In Bayesian statistics, the marginal likelihood is used for model selection and averaging, yet it is often challenging to compute accurately for complex models. Approaches such as bridge sampling, while effective, may suffer from issues of high variability of the estimates.

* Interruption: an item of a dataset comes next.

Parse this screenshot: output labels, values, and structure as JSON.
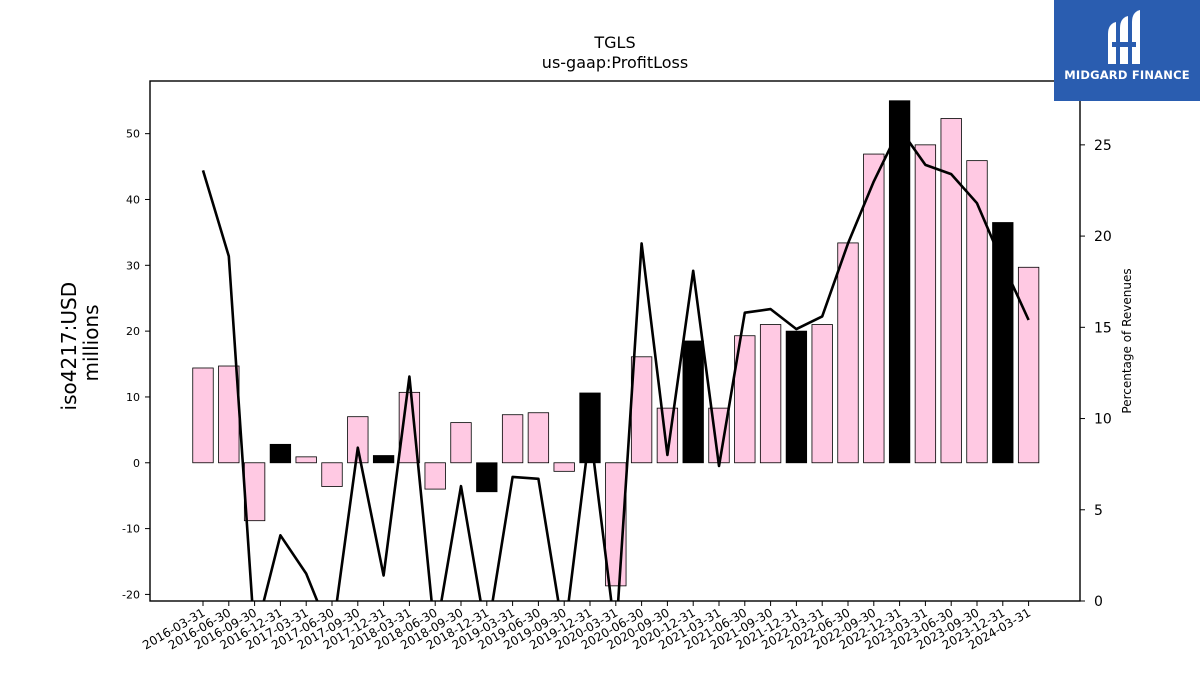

We present how to estimate Monte Carlo standard error (MCSE) for bridge sampling, and how to diagnose the reliability of MCSE estimates using Pareto-$\hat{k}$ and block reshuffling diagnostics without the need to repeatedly re-run full posterior inference. We demonstrate the behavior with increasingly more difficult simulated posteriors and many real posteriors from the posteriordb database.

翻译：在贝叶斯统计中，边缘似然常用于模型选择与平均，但对于复杂模型而言，其精确计算往往具有挑战性。桥式抽样等方法虽然有效，但可能面临估计值高变异性的问题。本文阐述了如何估计桥式抽样的蒙特卡洛标准误（MCSE），以及如何通过Pareto-$\hat{k}$诊断与区块重排诊断来评估MCSE估计的可靠性，而无需重复运行完整的后验推断。我们通过难度递增的模拟后验分布及来自posteriordb数据库的大量真实后验分布案例，展示了该方法的实际表现。